Overview
This project studied urban-scene semantic segmentation using Cityscapes imagery and a U-Net baseline enhanced with Convolutional Block Attention Modules. The model work was paired with an application layer that uploads an image, runs inference, renders class-selectable overlays, and produces deterministic scene-analysis output from the predicted mask so the result can be reviewed as evidence instead of only as a color overlay.
Key Features
- Trained U-Net and CBAM-enhanced U-Net segmentation workflows on OSC resources for advanced AI coursework.
- Compared local experimental results across U-Net, U-Net plus CBAM, SwinV2B, FCN, YOLOv11, MobileNet V3, and DeepLabV3.
- Reported the CBAM-enhanced U-Net as strongest in the local comparison, with 0.903 pixel accuracy, 0.686 IoU, and 0.824 FWIoU in the report table.
- Built a Flask application surface for uploading street-scene images, selecting models, and rendering semantic overlays.
- Added explainable analysis derived from the segmentation mask: class coverage, semantic groups, approximate object counts, layout priors, scene tags, warnings, and summary text.
- Published the application workflow as a Hugging Face Space for public demonstration.
Evidence
Interactive Slide Deck
Cityscape Segmentation Presentation
The report explicitly frames the results as implementation-grounded local comparisons rather than official benchmark leaderboard claims.
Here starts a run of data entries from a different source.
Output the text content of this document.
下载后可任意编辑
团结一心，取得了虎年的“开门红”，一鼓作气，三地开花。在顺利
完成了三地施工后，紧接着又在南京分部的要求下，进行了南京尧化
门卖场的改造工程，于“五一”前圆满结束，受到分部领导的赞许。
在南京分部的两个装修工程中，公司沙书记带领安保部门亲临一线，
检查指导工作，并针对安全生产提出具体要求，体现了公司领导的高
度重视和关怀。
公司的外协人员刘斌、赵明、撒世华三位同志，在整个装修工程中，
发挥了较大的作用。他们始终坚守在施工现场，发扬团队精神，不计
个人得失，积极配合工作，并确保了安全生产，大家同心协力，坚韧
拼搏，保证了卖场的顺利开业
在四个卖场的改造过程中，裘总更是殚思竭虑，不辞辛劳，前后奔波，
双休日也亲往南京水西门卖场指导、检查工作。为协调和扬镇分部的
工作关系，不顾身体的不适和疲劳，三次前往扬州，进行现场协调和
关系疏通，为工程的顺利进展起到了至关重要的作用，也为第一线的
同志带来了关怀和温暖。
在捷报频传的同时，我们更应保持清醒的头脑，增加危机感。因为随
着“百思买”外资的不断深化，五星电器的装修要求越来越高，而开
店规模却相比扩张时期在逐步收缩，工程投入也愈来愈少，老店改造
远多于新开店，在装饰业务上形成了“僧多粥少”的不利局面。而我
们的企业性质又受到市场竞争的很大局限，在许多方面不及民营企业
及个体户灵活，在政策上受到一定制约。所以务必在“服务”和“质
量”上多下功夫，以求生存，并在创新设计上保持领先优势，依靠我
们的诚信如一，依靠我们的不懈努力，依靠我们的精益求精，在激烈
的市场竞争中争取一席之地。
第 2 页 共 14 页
The strongest defensible takeaway is that the CBAM-enhanced U-Net outperformed the compared architectures in this project setup and produced a stronger basis for the explainable scene-analysis layer.
What I Learned
This project connected model architecture, compute operations, evaluation, and deployment. The key lesson was that segmentation quality is only one part of the system: reproducible OSC training, clear metric reporting, model comparison, and explainable post-processing all matter when turning an AI model into a usable application.